Dr. Levine: Yeah, again, it's not clear how all these things are linked to each other. I think the other question though is, you know, cells also build up kind of these aggregates and other, you know, nasty kind of byproducts that accumulate. What happens to them? I don't think we know that. But it's an important thing I think to figure out.

Rhonda: So, I mean, if the epigenetic clock, because it's controlling gene expression, it's like, well, maybe the nuclear coded mitochondrial proteins, maybe everything's just bouncing back to how it was and, so, you're building better mitochondria. Right? I mean...

Dr. Levine: Yeah, I have some colleagues who argue that it starts with the mitochondria, getting rejuvenated, and then that's how everything else...but yeah, I think...

Rhonda: Yeah, it's back to that hallmarks of aging, you know, mitochondrial dysfunction...I mean or, as you mentioned, it's probably not just one thing, it's a combination of all these factors together combined where your proteins are misfolding and your mitochondria is functioning and, you know, your DNA damage is accumulating. And so, yeah, I mean it's a fascinating area. And the programming part, like, I was just curious what your thoughts are in terms of the basic science? Like, to me, it goes back to, again, that program. Like, there's something going on, we don't quite understand, but it's something.

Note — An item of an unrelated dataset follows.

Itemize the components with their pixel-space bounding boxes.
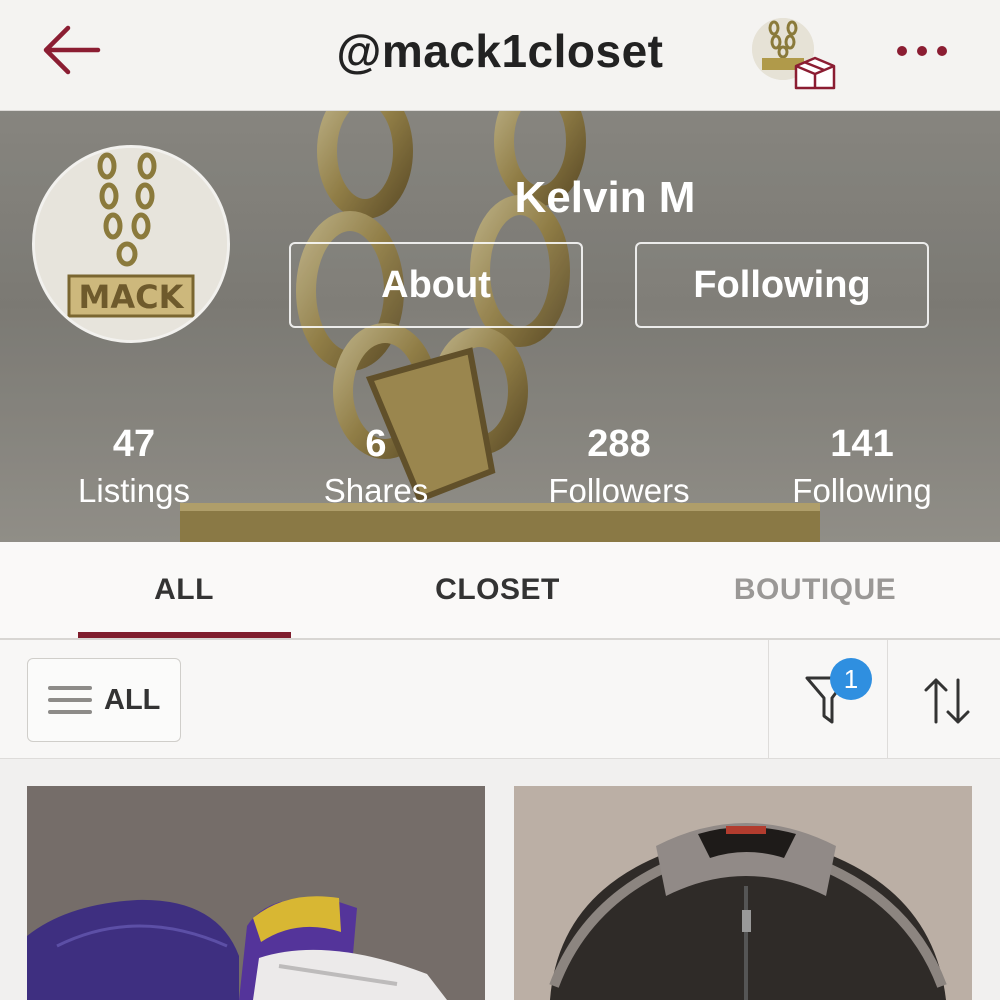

Dr. Levine: Yeah, this comes back to this whole idea that I don't think what we see with aging is just random stochastic damage or errors. I think we've always thought of aging as just accumulation of errors but it really might just be a program that kind of goes wrong and there's nothing evolutionarily that needs to prevent it from doing that because it doesn't benefit, you know, fitness to prevent that program from going wrong. But the idea that it can be reprogrammed, again, using the operating system kind of analogy, that you can just take an, you know, operating system that's not doing well and do an update and take it back to this better state...and again, we need to figure out exactly what that means, but I think it's really exciting.